La délégation a poursuivi sa visite à la Stazzona, centre culturel et lieu de formation artistique, fondé à l’initiative de Robin Renucci. Chaque année, il accueille des centaines de scolaires, des résidences d’artistes, des stages internationaux : « On est 250 habitants dans le Ghjunsani, mais on reçoit entre 800 et 1000 élèves chaque année. Aujourd’hui, on a ici des artistes venus de Chine, de Finlande, de toute l’Europe », souligne le maire de Pioggiola.
Le quotidien, entre santé, logement et eau potable
À Olmi-Cappella, Frédéric Mariani a insisté sur trois chantiers prioritaires : la maison d’accueil pour personnes âgées, qui ouvrira en septembre, le cabinet médical connecté prévu pour 2026, et surtout le projet de sécurisation de l’alimentation en eau potable. « Nous sommes de plus en plus exposés à des périodes d’étiage. Il faut s’adapter, et vite. Nous avons déposé un dossier de 10 millions d’euros pour la création de trois bassins de 5 000 m³ », a-t-il expliqué. L’objectif : garantir l’autonomie hydrique de la vallée pendant l’été.
Autre projet en cours : la maison des producteurs, installée dans une ancienne épicerie désaffectée depuis 75 ans. « Ce sera un espace de vente directe géré collectivement. L’État a soutenu l’opération à hauteur de 100 000 € pour le rachat et la réfection du toit », a précisé le maire.
Des infrastructures pour désenclaver
À Mausoleo, c’est un projet de route qui concentre les attentes. Jean-Toussaint Antonelli, maire du village, milite depuis des années pour relier plus directement son hameau à Olmi-Cappella. Une nouvelle voie est en cours de finalisation : elle permettra de passer de 10 à 2 kilomètres entre les deux communes. « Cette route, c’est plus qu’un raccourci : c’est un lien vital. En cas d’incendie, on ne sera plus isolés. Et pour les familles, c’est un facteur de retour ou de maintien sur place », a-t-il fait valoir. Deux maisons communales ont été rénovées, une troisième est en cours d’acquisition. « On essaie de reconstruire un tissu de vie, pas à pas. »
Un théâtre de verdure en guise de symbole
À Vallica, Jean-René Castellani, benjamin des maires corses, a présenté un projet longtemps différé : la création d’un théâtre de verdure, en lien avec le festival Aria. « Ce projet date de plusieurs décennies. Il a connu des blocages, plusieurs lieux envisagés, des réticences aussi. Il sera inauguré cet été. C’est un aboutissement », résume-t-il. L’équipement s’inscrit dans le développement culturel de la vallée, qui s’appuie sur une histoire artistique forte.

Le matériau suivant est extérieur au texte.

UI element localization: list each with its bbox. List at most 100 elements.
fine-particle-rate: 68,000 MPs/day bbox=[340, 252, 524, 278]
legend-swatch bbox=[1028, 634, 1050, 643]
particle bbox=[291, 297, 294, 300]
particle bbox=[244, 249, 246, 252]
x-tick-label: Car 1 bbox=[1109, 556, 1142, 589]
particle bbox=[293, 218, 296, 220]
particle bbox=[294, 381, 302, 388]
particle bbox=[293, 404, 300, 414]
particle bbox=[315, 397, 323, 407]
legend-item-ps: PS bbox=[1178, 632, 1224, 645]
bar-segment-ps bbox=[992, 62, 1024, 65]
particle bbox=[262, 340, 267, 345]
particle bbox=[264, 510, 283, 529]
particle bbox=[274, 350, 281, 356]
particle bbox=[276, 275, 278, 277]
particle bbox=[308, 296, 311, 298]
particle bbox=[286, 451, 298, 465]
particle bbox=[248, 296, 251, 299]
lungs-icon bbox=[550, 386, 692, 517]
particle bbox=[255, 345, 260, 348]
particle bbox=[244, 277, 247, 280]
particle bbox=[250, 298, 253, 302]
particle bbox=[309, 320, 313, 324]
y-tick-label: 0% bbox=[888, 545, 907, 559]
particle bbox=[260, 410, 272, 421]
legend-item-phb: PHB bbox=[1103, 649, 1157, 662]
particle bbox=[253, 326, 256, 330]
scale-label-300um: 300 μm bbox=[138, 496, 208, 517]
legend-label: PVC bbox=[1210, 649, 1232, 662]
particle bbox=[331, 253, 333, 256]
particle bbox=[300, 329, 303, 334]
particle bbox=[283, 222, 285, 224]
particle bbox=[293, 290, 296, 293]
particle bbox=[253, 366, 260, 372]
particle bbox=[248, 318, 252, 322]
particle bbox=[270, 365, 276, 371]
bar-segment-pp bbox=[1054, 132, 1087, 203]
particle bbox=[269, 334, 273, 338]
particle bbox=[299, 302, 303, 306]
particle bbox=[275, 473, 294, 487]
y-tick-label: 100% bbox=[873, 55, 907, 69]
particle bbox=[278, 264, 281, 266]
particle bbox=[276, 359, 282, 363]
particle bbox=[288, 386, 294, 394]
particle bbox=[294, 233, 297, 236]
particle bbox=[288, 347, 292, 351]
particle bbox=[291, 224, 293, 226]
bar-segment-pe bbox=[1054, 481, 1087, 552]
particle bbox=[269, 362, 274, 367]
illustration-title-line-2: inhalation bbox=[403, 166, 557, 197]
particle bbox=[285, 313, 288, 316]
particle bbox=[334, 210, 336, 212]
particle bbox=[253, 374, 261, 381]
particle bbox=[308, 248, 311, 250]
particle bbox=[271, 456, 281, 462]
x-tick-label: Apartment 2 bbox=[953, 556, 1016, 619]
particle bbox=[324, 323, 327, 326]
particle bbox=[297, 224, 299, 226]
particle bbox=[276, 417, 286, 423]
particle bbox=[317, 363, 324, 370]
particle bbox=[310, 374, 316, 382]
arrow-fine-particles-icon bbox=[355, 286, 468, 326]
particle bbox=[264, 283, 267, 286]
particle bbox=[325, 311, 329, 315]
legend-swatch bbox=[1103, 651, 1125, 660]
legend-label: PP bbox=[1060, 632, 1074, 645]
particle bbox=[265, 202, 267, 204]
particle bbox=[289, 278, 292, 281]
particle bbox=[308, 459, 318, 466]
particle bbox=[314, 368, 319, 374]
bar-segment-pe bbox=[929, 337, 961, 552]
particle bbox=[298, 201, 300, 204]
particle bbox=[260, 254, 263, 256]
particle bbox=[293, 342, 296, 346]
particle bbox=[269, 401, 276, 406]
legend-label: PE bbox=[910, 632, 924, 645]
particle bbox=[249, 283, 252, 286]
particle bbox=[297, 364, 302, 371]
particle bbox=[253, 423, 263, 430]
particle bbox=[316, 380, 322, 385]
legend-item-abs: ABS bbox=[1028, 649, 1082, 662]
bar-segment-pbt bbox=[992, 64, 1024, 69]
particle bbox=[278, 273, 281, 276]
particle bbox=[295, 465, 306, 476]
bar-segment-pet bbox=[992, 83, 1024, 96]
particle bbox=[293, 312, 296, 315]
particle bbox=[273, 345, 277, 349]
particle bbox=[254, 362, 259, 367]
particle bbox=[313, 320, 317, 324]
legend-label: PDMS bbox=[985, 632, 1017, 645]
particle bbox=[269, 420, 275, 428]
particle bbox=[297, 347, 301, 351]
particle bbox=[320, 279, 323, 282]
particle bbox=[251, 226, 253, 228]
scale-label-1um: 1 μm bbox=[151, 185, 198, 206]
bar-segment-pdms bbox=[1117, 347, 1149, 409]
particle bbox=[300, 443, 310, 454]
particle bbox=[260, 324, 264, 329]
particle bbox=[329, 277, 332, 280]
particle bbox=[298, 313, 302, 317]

À l’issue de la visite, une réunion de travail a permis de faire le point sur l’ensemble des projets bénéficiant de financements publics. Le préfet Filippini a salué une « vision cohérente et ambitieuse portée par des élus soudés ». Pour lui, le Ghjunsani « démontre que la ruralité corse peut conjuguer solidarité, innovation et résilience. L’État sera au rendez-vous pour l’accompagner ». Le message est clair : malgré leur isolement, les villages du Ghjunsani veulent garder leur vitalité. Et pour cela, ils comptent bien faire valoir leur capacité d’initiative, leur enracinement et leur sens de la coopération. À condition, aussi, que les soutiens publics restent à la hauteur.